Sweet Earth Spanish Paella
Sodium: 530 mg
Jones also likes the brand Sweet Earth, which are vegetarian and vegan without skimping on the protein.
“Pair their ‘Borderless Enchilada’ or ‘Spanish Paella’ with some frozen steamed green beans or a side salad,” Jones says. That way, you’ll get a filling lunch with a bit more protein than the entree’s 13 grams.
Smartmade Mediterranean-Style Chicken Bowl
Protein: 19 grams
Sodium: 510 mg
“This awesome dish is made with grilled white meat chicken, chickpeas, kale, sun-dried tomatoes, and roasted vegetables over quinoa and topped with feta cheese,” says Lauren Harris-Pincus, R.D.N., author of The Protein-Packed Breakfast Club. “With only 260 total calories, you still get 19 g protein with only 510 mg sodium. That’s pretty nutrient-packed,” she says.
Lean Cuisine Marketplace Tortilla Crusted Fish
Protein: 14 grams
Sodium: 490 mg
If you’re gluten-free, you’re in luck. “Honorable mention to Lean Cuisine for offering 15 gluten-free entrees, many options with no artificial colors, flavors, or preservatives, and one of my favorite go-to choices, the Tortilla Crusted Fish,” says Harris-Pincus.

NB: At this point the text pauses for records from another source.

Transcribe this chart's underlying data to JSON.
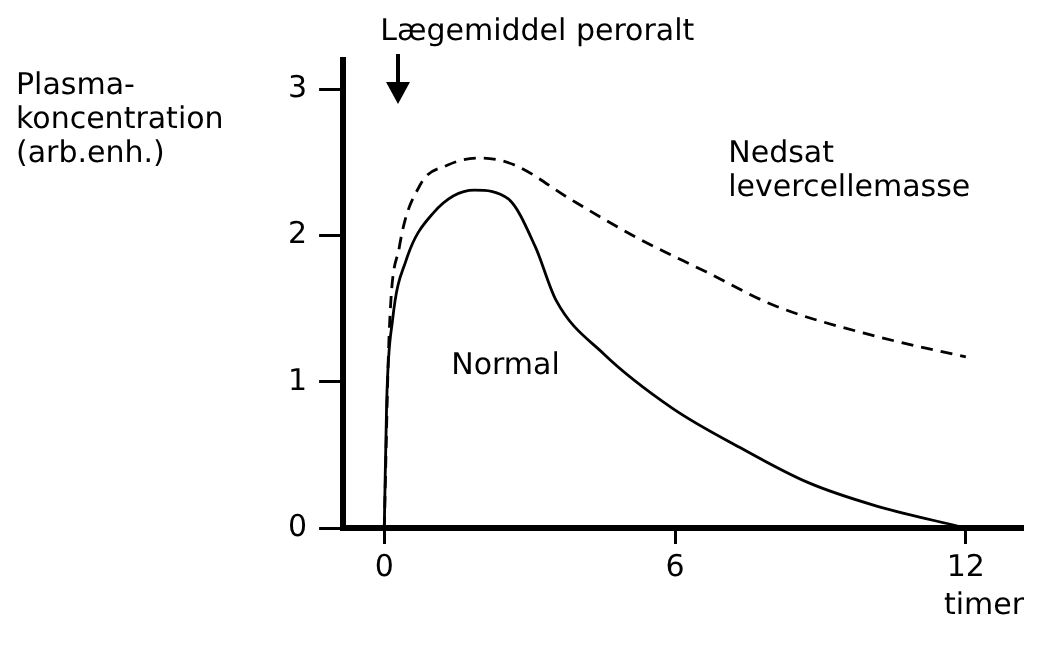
{
  "chart_data": {
    "type": "line",
    "ylabel": "Plasma-koncentration (arb.enh.)",
    "xlabel": "timer",
    "annotations": [
      "Lægemiddel peroralt"
    ],
    "xlim": [
      -0.85,
      13.2
    ],
    "xticks": [
      0,
      6,
      12
    ],
    "ylim": [
      0,
      3.2
    ],
    "yticks": [
      0,
      1,
      2,
      3
    ],
    "grid": false,
    "legend": false,
    "marker": "none",
    "series": [
      {
        "name": "Normal",
        "color": "#000000",
        "line_style": "solid",
        "x": [
          0,
          0.05,
          0.17,
          0.45,
          1.0,
          1.86,
          2.56,
          3.12,
          3.54,
          4.53,
          5.94,
          7.34,
          8.75,
          10.16,
          12
        ],
        "values": [
          0,
          0.87,
          1.42,
          1.83,
          2.15,
          2.31,
          2.25,
          1.92,
          1.56,
          1.19,
          0.82,
          0.55,
          0.31,
          0.15,
          0
        ]
      },
      {
        "name": "Nedsat levercellemasse",
        "color": "#000000",
        "line_style": "dashed",
        "x": [
          0,
          0.1,
          0.31,
          0.73,
          1.3,
          2.0,
          2.7,
          3.83,
          5.24,
          6.65,
          8.06,
          10.16,
          12
        ],
        "values": [
          0,
          1.32,
          1.92,
          2.34,
          2.48,
          2.53,
          2.48,
          2.25,
          1.98,
          1.75,
          1.52,
          1.31,
          1.17
        ]
      }
    ]
  }
}
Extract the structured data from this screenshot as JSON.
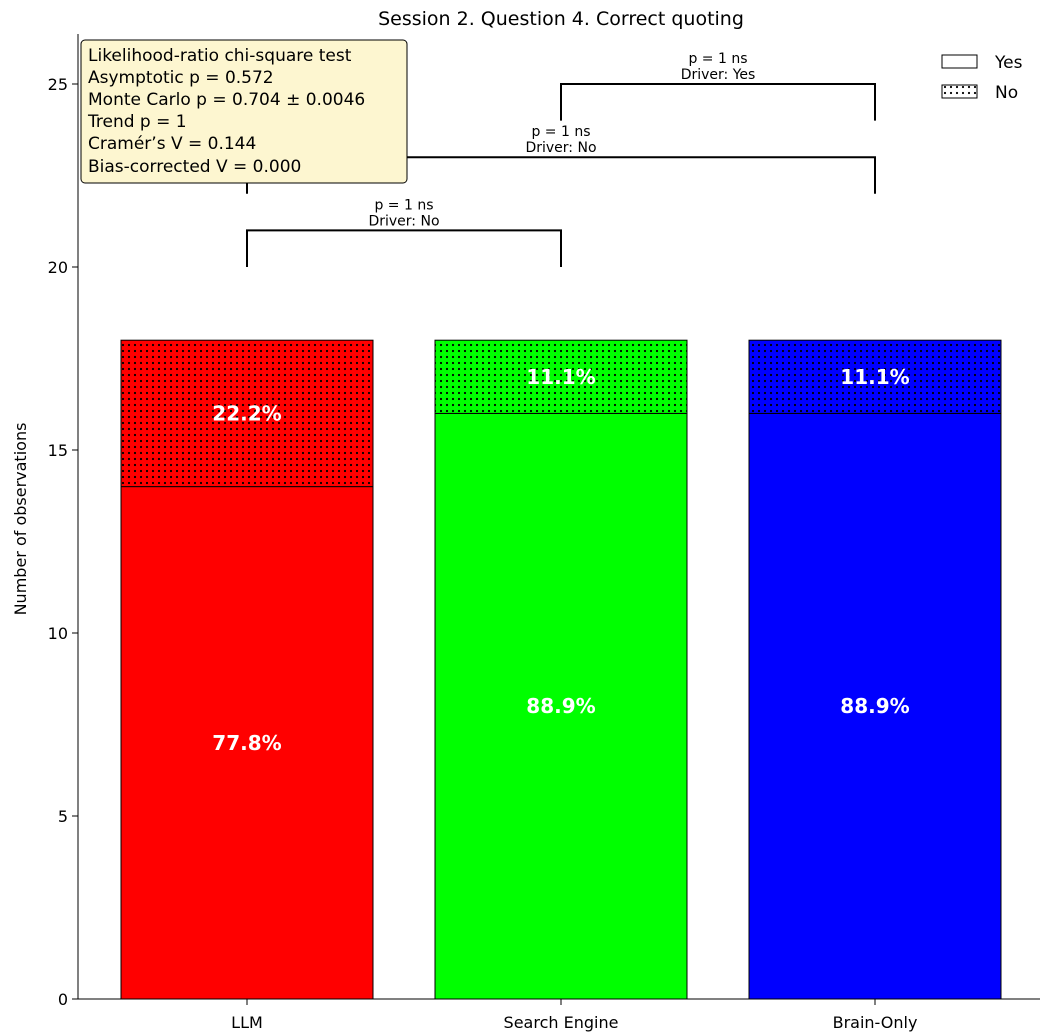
{
  "chart_data": {
    "type": "bar",
    "stacked": true,
    "title": "Session 2. Question 4. Correct quoting",
    "xlabel": "",
    "ylabel": "Number of observations",
    "ylim": [
      0,
      26.3
    ],
    "yticks": [
      0,
      5,
      10,
      15,
      20,
      25
    ],
    "categories": [
      "LLM",
      "Search Engine",
      "Brain-Only"
    ],
    "colors": [
      "#ff0000",
      "#00ff00",
      "#0000ff"
    ],
    "series": [
      {
        "name": "Yes",
        "values": [
          14,
          16,
          16
        ],
        "labels": [
          "77.8%",
          "88.9%",
          "88.9%"
        ],
        "hatch": "none"
      },
      {
        "name": "No",
        "values": [
          4,
          2,
          2
        ],
        "labels": [
          "22.2%",
          "11.1%",
          "11.1%"
        ],
        "hatch": "dots"
      }
    ],
    "legend": {
      "position": "top-right",
      "entries": [
        "Yes",
        "No"
      ]
    },
    "grid": false,
    "stats_box": {
      "position": "top-left",
      "lines": [
        "Likelihood-ratio chi-square test",
        "Asymptotic p = 0.572",
        "Monte Carlo p = 0.704 ± 0.0046",
        "Trend p = 1",
        "Cramér’s V = 0.144",
        "Bias-corrected V = 0.000"
      ]
    },
    "comparisons": [
      {
        "from": 0,
        "to": 1,
        "y": 21,
        "y_start": 20,
        "y_end": 20,
        "line1": "p = 1 ns",
        "line2": "Driver: No"
      },
      {
        "from": 0,
        "to": 2,
        "y": 23,
        "y_start": 22,
        "y_end": 22,
        "line1": "p = 1 ns",
        "line2": "Driver: No"
      },
      {
        "from": 1,
        "to": 2,
        "y": 25,
        "y_start": 24,
        "y_end": 24,
        "line1": "p = 1 ns",
        "line2": "Driver: Yes"
      }
    ]
  }
}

Dr. Praegers Huevos Rancheros Breakfast Bowl
Protein: 14 grams
Sodium: 450 mg
“For busy mornings, I like the Dr. Praegers Huevos Rancheros Breakfast Bowl, which has 14 grams of protein and tastes like a Mexican brunch!” says Natalie Rizzo, R.D. “This hearty bowl is full of protein and fiber to keep me full all morning.”
She says that if she has time, she adds an extra egg to the mix to get it up to 20 grams of protein. You can also add some cheese or extra beans.
Red’s Chicken Enchiladas
Protein: 20 grams
Sodium: 640 mg
“Red’s Chicken Enchiladas have 20 grams of high quality protein and six grams of fiber,” says Elizabeth Ann Shaw, R.D.N. “Red’s uses chicken raised without antibiotics, which is a major plus in my book.” She also loves the authentic flavor, making it a go-to on nights where she doesn’t want to cook.
Luvo Roasted Vegetable Lasagna
Protein: 15 grams
Sodium: 470 mg
“For a great vegetarian option, this Luvo Roasted Vegetable Lasagna has 15 grams of protein and is made with whole-wheat noodles, butternut squash, and kale,” says Rizzo. “Pair it with a bean salad to get a little more protein and fiber, and you’ve got a complete meal.”